JobDescription.org

Public Sector

Federal Criminal Investigator

Last updated

Federal Criminal Investigators — classified under OPM series 1811 — conduct investigations into violations of federal law on behalf of agencies including the FBI, DEA, ATF, HSI, IRS Criminal Investigation, and USSS. They gather evidence, interview witnesses, execute search warrants, make arrests, and prepare cases for federal prosecution. The role spans undercover operations, financial crimes, counterterrorism, organized crime, and public corruption depending on the employing agency's mission.

Role at a glance

Typical education
Bachelor's degree required; JD or CPA highly valued
Typical experience
Entry-level to 5-8 years for journeyman level
Key certifications
None typically required, though CPA or JD are significant
Top employer types
Federal law enforcement agencies, Intelligence Community, Department of Justice, Department of Homeland Security
Growth outlook
Stable demand driven by agency budgets and mission priorities, with specific expansion in cyber and financial crime
AI impact (through 2030)
Augmentation — AI enhances digital forensics, financial tracing, and large-scale data analysis, but human investigators remain essential for source development, physical surveillance, and courtroom testimony.

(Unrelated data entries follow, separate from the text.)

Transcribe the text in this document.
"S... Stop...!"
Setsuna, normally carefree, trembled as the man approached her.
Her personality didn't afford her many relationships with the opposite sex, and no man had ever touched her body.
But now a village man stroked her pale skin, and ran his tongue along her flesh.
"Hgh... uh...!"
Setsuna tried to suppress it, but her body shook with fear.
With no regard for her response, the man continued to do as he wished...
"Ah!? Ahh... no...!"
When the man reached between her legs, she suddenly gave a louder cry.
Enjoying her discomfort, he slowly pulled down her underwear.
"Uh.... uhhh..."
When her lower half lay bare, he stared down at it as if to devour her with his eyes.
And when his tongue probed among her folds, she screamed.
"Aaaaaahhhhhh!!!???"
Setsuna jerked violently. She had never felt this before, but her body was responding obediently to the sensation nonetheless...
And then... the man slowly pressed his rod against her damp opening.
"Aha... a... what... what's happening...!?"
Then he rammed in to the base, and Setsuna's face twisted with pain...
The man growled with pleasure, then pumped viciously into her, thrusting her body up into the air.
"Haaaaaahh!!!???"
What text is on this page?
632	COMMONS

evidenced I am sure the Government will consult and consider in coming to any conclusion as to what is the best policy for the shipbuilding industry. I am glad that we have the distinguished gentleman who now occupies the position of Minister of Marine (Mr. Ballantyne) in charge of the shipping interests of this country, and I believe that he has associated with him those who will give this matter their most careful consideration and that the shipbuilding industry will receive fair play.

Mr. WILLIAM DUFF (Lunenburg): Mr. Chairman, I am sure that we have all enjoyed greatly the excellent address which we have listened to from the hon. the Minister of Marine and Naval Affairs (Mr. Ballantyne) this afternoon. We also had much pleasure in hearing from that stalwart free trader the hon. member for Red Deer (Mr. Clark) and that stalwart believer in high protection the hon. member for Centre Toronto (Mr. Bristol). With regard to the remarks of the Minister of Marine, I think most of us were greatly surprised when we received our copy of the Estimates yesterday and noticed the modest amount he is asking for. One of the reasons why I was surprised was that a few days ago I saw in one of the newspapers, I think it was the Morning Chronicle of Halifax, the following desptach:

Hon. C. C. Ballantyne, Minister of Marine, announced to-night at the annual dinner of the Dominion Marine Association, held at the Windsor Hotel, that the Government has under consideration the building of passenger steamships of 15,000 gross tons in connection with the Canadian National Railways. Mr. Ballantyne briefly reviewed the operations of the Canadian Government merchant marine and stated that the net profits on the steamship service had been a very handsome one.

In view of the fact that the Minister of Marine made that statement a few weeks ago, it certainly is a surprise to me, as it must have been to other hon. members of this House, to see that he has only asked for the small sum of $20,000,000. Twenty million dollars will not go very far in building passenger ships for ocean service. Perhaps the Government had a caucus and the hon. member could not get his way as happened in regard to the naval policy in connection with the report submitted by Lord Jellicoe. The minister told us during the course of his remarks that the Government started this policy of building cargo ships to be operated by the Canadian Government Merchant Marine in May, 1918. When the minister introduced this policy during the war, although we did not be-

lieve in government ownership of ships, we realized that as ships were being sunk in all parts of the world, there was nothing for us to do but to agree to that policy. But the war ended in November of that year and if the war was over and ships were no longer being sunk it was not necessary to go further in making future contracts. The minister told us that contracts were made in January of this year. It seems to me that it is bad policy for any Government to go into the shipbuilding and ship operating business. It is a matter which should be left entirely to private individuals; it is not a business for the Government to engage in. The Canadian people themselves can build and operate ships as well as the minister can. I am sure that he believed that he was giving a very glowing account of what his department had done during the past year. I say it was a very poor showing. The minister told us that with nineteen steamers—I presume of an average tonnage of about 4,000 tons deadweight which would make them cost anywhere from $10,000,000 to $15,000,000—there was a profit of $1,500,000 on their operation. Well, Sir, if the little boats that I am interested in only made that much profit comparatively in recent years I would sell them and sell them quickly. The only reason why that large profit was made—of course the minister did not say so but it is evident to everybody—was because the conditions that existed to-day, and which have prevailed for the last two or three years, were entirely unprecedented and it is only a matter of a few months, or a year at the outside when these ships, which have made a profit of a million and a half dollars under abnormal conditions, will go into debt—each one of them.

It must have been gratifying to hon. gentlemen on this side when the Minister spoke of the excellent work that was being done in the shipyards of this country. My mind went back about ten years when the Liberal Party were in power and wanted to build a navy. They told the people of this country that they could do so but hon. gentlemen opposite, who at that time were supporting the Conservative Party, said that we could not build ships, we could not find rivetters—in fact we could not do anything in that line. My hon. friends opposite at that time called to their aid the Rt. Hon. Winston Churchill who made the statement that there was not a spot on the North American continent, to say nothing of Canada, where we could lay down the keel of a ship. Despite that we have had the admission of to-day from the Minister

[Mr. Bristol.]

Duties and responsibilities

  • Conduct criminal investigations into federal law violations including fraud, narcotics trafficking, public corruption, and cybercrime
  • Develop and manage confidential informants, documenting contact reports and protecting source identities per agency protocols
  • Prepare and execute federal search warrants, arrest warrants, and administrative subpoenas in coordination with AUSA offices
  • Collect, document, and preserve physical and digital evidence following chain-of-custody standards admissible in federal court
  • Conduct surveillance operations — static, mobile, and electronic — consistent with Title III and court-authorized intercepts
  • Interview witnesses, victims, and suspects; prepare written summaries and sworn affidavits for prosecutorial review
  • Analyze financial records, transaction histories, and asset documentation to trace illicit proceeds and support forfeiture actions
  • Coordinate multi-agency task force operations with state, local, and foreign law enforcement counterparts
  • Testify as a fact or expert witness before federal grand juries and at trial regarding investigative findings
  • Prepare detailed investigative reports, ROIs, and case summaries meeting USAO evidentiary and format standards

Overview

Federal Criminal Investigators — formally designated under OPM occupational series 1811 — are sworn federal law enforcement officers authorized to carry firearms, execute warrants, and make arrests anywhere in the United States. They are the agents who build the cases that end up in federal court: gathering evidence, developing sources, conducting surveillance, and preparing prosecutorial packages for U.S. Attorney's Offices.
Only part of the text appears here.